Yan Gangbin, Kim George, Yuan Renliang, Hoenig Eli, Shi Fengyuan, Chen Wenxiang, Han Yu, Chen Qian, Zuo Jian-Min, Chen Wei, Liu Chong
Pritzker School of Molecular Engineering, University of Chicago, Chicago, IL, 60637, USA.
Department of Mechanical, Materials and Aerospace Engineering, Illinois Institute of Technology, Chicago, IL, 60616, USA.
Nat Commun. 2022 Aug 5;13(1):4579. doi: 10.1038/s41467-022-32369-y.
Electrochemical intercalation can enable lithium extraction from dilute water sources. However, during extraction, co-intercalation of lithium and sodium ions occurs, and the response of host materials to this process is not fully understood. This aspect limits the rational materials designs for improving lithium extraction. Here, to address this knowledge gap, we report one-dimensional (1D) olivine iron phosphate (FePO) as a model host to investigate the co-intercalation behavior and demonstrate the control of lithium selectivity through intercalation kinetic manipulations. Via computational and experimental investigations, we show that lithium and sodium tend to phase separate in the host. Exploiting this mechanism, we increase the sodium-ion intercalation energy barrier by using partially filled 1D lithium channels via non-equilibrium solid-solution lithium seeding or remnant lithium in the solid-solution phases. The lithium selectivity enhancement after seeding shows a strong correlation with the fractions of solid-solution phases with high lithium content (i.e., LiFePO with 0.5 ≤ x < 1). Finally, we also demonstrate that the solid-solution formation pathway depends on the host material's particle morphology, size and defect content.

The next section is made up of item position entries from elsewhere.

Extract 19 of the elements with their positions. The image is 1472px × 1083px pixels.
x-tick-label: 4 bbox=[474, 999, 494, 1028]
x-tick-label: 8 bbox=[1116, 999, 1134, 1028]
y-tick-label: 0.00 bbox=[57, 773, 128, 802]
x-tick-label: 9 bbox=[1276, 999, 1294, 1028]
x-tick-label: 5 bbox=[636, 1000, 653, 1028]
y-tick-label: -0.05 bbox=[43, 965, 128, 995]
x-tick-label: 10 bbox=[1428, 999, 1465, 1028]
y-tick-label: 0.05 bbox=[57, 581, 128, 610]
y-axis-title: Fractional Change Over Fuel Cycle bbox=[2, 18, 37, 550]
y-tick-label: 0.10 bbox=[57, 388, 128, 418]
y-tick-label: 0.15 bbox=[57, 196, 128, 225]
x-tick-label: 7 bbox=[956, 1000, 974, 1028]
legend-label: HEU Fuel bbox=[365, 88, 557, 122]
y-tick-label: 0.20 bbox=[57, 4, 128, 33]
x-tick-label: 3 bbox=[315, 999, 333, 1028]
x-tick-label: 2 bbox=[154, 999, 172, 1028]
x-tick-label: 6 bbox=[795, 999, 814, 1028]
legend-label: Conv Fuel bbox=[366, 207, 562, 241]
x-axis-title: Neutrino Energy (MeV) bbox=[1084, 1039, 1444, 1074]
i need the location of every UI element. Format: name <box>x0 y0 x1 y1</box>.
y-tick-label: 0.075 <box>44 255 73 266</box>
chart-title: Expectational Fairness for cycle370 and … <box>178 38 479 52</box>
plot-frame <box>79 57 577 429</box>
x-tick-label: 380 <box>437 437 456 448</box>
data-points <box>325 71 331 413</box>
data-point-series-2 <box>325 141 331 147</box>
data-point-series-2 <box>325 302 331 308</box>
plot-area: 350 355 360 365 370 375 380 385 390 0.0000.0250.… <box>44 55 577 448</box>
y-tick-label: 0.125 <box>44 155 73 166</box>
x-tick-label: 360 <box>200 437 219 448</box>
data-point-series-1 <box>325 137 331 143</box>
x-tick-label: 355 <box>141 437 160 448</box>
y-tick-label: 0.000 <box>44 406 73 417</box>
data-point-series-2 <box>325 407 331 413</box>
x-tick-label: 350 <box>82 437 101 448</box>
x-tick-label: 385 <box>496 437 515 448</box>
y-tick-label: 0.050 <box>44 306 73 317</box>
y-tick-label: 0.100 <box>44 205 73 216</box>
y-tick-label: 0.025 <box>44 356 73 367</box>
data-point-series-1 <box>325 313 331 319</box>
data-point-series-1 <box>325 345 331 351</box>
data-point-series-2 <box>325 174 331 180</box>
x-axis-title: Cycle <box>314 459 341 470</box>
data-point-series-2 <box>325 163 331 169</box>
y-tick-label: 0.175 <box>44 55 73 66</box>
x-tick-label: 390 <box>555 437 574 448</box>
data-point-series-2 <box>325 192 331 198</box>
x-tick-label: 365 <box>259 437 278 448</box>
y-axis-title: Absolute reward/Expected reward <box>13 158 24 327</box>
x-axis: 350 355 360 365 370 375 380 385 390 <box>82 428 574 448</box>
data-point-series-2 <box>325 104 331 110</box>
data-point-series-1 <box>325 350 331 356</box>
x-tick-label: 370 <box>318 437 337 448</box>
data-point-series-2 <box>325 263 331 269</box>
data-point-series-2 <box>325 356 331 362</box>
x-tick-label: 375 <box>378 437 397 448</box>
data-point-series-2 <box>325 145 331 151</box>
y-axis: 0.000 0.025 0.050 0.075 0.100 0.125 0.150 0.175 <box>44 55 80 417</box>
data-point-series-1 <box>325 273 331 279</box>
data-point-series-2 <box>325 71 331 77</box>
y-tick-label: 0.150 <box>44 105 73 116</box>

电化学插层能够实现从稀水源中提取锂。然而,在提取过程中,锂离子和钠离子会发生共插层,且主体材料对这一过程的响应尚未完全明晰。这一方面限制了用于改善锂提取的合理材料设计。在此,为填补这一知识空白,我们报道一维(1D)橄榄石型磷酸铁(FePO)作为模型主体,以研究共插层行为,并通过插层动力学操控展示对锂选择性的控制。通过计算和实验研究,我们表明锂和钠在主体中倾向于相分离。利用这一机制,我们通过非平衡固溶体锂晶种或固溶体相中残留的锂,利用部分填充的一维锂通道来提高钠离子的插层能垒。晶种后锂选择性的提高与高锂含量固溶体相(即0.5≤x<1的LiFePO)的比例密切相关。最后,我们还证明固溶体形成途径取决于主体材料的颗粒形态、尺寸和缺陷含量。